US-Wirtschaft bleibt robust - Inflationsrisiken bleiben


27.02.25 09:00
Postbank Research

Bonn (www.anleihencheck.de) - Die Inflationsrate stieg im Januar von 2,9 auf 3,0 Prozent, die Kerninflation ebenfalls und unerwartet von 3,2 auf 3,3 Prozent, die PCE Kernrate verharrte auch im Dezember bei 2,8 Prozent, so die Analysten von Postbank Research.
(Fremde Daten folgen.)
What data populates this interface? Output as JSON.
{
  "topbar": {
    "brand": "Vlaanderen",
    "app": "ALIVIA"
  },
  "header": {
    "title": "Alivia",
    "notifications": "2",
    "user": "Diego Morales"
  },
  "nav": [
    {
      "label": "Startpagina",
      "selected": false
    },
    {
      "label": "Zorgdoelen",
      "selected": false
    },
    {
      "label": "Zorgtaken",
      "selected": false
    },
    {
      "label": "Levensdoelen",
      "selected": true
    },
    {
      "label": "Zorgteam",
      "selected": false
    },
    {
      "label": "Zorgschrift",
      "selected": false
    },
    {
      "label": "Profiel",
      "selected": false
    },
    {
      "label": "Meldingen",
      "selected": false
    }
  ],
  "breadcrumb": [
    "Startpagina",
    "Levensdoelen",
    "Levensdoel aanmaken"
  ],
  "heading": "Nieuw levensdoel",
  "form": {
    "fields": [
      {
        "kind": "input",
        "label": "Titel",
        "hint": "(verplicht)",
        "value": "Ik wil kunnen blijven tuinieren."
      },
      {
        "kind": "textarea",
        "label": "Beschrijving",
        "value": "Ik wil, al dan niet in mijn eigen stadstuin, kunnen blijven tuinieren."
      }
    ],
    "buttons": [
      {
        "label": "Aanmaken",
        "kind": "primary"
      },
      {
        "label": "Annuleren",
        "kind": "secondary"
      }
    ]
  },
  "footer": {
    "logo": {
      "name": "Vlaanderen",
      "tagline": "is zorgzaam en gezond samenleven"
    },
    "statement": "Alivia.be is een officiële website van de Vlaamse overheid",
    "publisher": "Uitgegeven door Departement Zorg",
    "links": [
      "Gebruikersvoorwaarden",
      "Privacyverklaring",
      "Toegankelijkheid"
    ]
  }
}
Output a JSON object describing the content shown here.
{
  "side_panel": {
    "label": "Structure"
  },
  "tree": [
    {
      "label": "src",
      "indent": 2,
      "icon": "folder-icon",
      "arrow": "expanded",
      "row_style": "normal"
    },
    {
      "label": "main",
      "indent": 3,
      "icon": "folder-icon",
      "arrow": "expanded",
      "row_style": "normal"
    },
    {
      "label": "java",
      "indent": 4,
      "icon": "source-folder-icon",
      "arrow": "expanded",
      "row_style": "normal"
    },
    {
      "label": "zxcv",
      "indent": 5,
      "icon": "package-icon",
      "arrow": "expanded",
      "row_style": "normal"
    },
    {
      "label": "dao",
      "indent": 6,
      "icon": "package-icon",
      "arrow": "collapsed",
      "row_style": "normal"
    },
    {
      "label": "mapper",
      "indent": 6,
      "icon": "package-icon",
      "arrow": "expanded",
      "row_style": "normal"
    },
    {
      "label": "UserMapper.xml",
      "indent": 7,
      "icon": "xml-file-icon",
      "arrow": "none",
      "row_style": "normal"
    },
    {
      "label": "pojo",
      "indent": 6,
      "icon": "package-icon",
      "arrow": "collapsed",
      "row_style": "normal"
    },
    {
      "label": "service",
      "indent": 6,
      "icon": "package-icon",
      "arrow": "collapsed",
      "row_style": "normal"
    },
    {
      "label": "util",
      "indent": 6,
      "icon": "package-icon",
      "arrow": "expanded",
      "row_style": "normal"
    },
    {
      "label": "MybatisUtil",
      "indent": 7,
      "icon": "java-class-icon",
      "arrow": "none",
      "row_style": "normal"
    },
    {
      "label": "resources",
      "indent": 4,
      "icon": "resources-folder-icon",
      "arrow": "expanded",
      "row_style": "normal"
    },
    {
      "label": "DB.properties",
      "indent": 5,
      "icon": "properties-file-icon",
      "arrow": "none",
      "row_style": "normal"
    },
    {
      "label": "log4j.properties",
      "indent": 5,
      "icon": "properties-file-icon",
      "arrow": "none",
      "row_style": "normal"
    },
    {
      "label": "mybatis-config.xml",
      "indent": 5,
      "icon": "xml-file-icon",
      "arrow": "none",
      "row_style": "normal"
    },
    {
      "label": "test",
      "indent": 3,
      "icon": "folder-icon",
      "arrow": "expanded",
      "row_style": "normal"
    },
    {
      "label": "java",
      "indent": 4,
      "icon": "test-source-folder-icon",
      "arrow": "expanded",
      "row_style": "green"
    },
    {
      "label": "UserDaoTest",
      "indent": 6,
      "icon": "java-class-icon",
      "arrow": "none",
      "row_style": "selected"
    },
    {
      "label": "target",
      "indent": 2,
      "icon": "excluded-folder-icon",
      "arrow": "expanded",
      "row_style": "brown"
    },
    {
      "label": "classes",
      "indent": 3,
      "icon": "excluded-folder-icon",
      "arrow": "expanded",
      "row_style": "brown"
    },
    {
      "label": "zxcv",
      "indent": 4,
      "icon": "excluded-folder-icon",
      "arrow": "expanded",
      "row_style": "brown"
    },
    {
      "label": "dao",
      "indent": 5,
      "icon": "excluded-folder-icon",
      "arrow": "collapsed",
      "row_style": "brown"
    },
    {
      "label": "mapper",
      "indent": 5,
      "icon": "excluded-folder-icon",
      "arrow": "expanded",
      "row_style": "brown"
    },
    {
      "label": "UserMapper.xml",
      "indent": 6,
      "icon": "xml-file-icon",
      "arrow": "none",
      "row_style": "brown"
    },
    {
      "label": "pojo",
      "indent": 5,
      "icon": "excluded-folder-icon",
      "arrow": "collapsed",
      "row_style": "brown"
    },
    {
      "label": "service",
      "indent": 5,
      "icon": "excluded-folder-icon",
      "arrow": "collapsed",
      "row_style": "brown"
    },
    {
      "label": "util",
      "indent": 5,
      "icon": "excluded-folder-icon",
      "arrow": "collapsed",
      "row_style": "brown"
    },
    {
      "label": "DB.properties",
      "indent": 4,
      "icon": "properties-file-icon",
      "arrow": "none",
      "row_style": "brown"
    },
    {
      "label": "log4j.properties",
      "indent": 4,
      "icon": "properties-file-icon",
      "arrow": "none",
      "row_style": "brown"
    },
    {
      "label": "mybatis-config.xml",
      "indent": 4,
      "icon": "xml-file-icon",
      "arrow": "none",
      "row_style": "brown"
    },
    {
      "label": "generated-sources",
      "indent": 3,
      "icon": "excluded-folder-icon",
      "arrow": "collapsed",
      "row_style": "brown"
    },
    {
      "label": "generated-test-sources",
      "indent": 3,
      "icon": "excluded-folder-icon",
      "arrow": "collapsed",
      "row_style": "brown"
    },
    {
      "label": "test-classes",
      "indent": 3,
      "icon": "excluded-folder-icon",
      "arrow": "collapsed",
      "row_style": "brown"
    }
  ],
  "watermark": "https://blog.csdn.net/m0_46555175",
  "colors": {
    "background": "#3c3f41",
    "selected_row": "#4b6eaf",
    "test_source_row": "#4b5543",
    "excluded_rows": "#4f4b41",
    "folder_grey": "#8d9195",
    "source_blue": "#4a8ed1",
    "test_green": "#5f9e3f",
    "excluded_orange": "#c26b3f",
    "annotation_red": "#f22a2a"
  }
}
Der Arbeitsmarktreport sei für Dezember gar noch aufwärts revidiert worden. Der Stellenaufbau habe mit 307 Tsd. rund 150 Tsd. oberhalb der Erwartungen gelegen. Im Januar habe er diese mit 143 Tsd. fast getroffen. Die Arbeitslosenquote sei unerwartet von 4,1 auf 4,0 Prozent gesunken, die Gehälter hätten sich um 4,1 Prozent zum Vorjahr erhöht. Der JOLTS Report habe für den Dezember mit 7,6 Mio. offenen Stellen jedoch etwa 0,4 Mio. weniger als prognostiziert gezeigt.

Der ISM Index der Industrie sei im Januar mit 50,9 Punkten auf das höchste Niveau seit Oktober 2022 gestiegen, auch sämtliche Subindices hätten über der 50 Punkte-Marke gelegen, besonders die der Neuaufträge und der Beschäftigungen seien stark angestiegen. Der Index für Dienstleistungen sei von 54,0 auf 52,8 Punkte gefallen.

An den Swapmärkten werde eine weitere Leitzinssenkung nun schon für Juli erwartet. Bis zum Jahresende würden kumuliert nun 50 bp mithin zwei Senkungen eingepreist.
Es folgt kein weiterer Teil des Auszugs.